Ce constat est assez général : l’enseignement des sciences, des technologies, de l’ingénierie et des mathématiques (STEM) connait une crise mondiale caractérisée par un manque d’intérêt des jeunes générations pour des filières que l’on sait pourtant génératrices d’emplois et de croissance économique.

Rendre les filières scientifiques attrayantes à tous

À l’échelle mondiale, les femmes ont moins de chances que les hommes d'intégrer les filières scientifiques et sont plus susceptibles de les quitter. Cela s’explique en partie par le fait que moins de femmes que d’hommes choisissent d’étudier ces disciplines, mais aussi par la composition de la population active.

L’évolution du profil des étudiants et des professionnels des sciences ne sera pas rapide, car elle dépend à la fois de la quantité et de la qualité de l’éducation.

Les raisons pour lesquelles les femmes sont moins nombreuses à s’orienter vers les filières scientifiques sont complexes et doivent encore être analysées en détail en fonction du contexte.

Chaque pays, après son auto-analyse, devra appuyer sur différents leviers au niveau individuel, communautaire et sociétal.

La perception individuelle et le sentiment d’efficacité personnelle sont des éléments déterminants. Nous devons changer de paradigme, car la répartition des rôles reste très sexuée dans notre société.

Après la naissance d’un enfant, c’est la mère qui, dans l’immense majorité des cas, réduit son activité professionnelle pour prendre en charge la plupart des tâches domestiques. Cette valeur inculquée dès le plus jeune âge a déjà contribué à l’orientation des petites filles vers des jeux puis des filières scolaires réputés féminins.

Comment permettre aux femmes de prospérer dans les disciplines scientifiques ?

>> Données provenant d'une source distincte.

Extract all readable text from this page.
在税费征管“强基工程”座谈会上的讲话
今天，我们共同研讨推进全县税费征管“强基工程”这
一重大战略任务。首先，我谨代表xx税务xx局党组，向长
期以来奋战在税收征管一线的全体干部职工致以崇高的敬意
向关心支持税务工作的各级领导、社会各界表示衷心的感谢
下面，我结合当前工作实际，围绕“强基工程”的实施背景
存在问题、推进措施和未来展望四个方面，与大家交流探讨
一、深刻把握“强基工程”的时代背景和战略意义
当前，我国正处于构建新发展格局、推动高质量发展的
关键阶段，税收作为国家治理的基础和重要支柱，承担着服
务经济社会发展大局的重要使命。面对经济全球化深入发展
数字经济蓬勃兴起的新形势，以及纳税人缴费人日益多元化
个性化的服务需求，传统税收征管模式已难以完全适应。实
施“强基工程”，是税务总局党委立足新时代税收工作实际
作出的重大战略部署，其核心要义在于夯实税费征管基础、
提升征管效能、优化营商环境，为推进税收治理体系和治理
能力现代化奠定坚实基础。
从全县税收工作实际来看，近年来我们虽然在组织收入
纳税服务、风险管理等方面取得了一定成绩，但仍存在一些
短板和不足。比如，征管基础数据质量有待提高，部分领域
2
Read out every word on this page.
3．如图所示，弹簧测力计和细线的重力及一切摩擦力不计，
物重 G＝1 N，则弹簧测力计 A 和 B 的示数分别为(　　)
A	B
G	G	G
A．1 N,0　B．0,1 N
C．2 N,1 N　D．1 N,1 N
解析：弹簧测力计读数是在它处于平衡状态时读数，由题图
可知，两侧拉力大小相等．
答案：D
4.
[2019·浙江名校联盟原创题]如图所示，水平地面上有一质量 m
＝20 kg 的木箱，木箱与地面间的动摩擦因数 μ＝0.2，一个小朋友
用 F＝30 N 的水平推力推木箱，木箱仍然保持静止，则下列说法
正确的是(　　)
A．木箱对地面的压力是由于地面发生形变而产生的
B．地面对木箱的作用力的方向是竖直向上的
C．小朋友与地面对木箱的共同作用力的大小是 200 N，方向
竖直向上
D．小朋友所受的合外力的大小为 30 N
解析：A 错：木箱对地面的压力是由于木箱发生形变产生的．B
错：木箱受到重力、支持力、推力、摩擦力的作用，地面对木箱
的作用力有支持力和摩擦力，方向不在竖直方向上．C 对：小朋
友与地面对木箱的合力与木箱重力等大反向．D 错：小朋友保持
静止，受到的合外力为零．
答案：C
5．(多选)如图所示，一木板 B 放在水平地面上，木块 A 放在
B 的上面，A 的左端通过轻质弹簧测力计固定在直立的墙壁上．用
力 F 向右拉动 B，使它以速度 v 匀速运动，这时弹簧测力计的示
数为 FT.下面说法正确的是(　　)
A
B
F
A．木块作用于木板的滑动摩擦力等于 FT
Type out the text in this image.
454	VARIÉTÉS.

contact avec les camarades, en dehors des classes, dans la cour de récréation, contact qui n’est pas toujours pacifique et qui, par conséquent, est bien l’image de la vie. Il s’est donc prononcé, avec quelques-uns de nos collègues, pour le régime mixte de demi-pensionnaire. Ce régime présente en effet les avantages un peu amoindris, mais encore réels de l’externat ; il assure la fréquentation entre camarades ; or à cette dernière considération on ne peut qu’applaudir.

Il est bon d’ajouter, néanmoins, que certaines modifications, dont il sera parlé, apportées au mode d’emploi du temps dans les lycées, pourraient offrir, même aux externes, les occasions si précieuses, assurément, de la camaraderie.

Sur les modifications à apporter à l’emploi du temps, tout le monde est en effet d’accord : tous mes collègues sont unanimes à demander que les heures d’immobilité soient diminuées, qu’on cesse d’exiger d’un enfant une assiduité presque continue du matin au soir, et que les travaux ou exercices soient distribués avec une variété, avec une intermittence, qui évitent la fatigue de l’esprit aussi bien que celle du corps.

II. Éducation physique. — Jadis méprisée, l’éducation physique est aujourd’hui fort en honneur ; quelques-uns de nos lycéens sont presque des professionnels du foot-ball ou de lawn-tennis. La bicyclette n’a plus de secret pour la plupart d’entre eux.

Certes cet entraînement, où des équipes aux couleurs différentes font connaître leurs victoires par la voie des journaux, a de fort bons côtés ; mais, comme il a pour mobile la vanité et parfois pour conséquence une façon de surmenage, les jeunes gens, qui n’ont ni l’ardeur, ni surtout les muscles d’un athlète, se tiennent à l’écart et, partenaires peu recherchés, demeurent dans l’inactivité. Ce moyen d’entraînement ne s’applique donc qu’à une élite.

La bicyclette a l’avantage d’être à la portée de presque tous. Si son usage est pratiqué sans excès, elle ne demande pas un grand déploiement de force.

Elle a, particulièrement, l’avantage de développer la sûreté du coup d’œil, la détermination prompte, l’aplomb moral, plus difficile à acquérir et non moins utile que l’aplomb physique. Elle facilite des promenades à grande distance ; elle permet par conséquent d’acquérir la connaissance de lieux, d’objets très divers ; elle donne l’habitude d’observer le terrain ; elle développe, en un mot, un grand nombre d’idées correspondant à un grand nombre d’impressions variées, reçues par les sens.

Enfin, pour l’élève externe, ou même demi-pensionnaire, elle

Nous devons créer un environnement favorable selon une approche multisectorielle pour :

  • Permettre aux filles très tôt d’acquérir une expérience concrète pendant leurs études et leur faire découvrir la réussite exemplaire de femmes exerçant ces métiers.
  • Agir de façon précoce sur tous les fronts pour renforcer la confiance en elles et avoir un impact réel sur leur augmentation dans les domaines des sciences.
  • Renforcer les possibilités de sensibilisation et de mise en réseau de différentes parties prenantes pour promouvoir leur accès aux STEM.
  • Identifier et développer un réseau de mentors (par exemple de carrière, industriels ou scientifiques) parmi les entreprises partenaires pour encadrer les jeunes femmes (étudiantes ou entrepreneures).
  • Développer un réseau d’entreprises partenaires, en particulier d’entreprises dirigées par des femmes, leur offrant une opportunité d’expérience professionnelle et de développement des compétences.

Le Sénégal est dans cette dynamique avec les concours, dès le 1er cycle de lycée, de Miss Sciences et Miss Mathématiques. Dans l’enseignement supérieur, le pays a initié depuis 2013 le Programme d’appui à la promotion des enseignantes chercheures du Sénégal (PAPES), exclusivement dédié aux enseignantes-chercheures et aux chercheures afin de promouvoir et de stimuler l’insertion et le maintien des femmes dans l’univers de la recherche.

Les filles et les femmes ont besoin de prospérer dans les disciplines scientifiques et contribuer aux découvertes tant capitales pour le monde.

L’adage dit: « éduquer une femme équivaut à éduquer une nation ».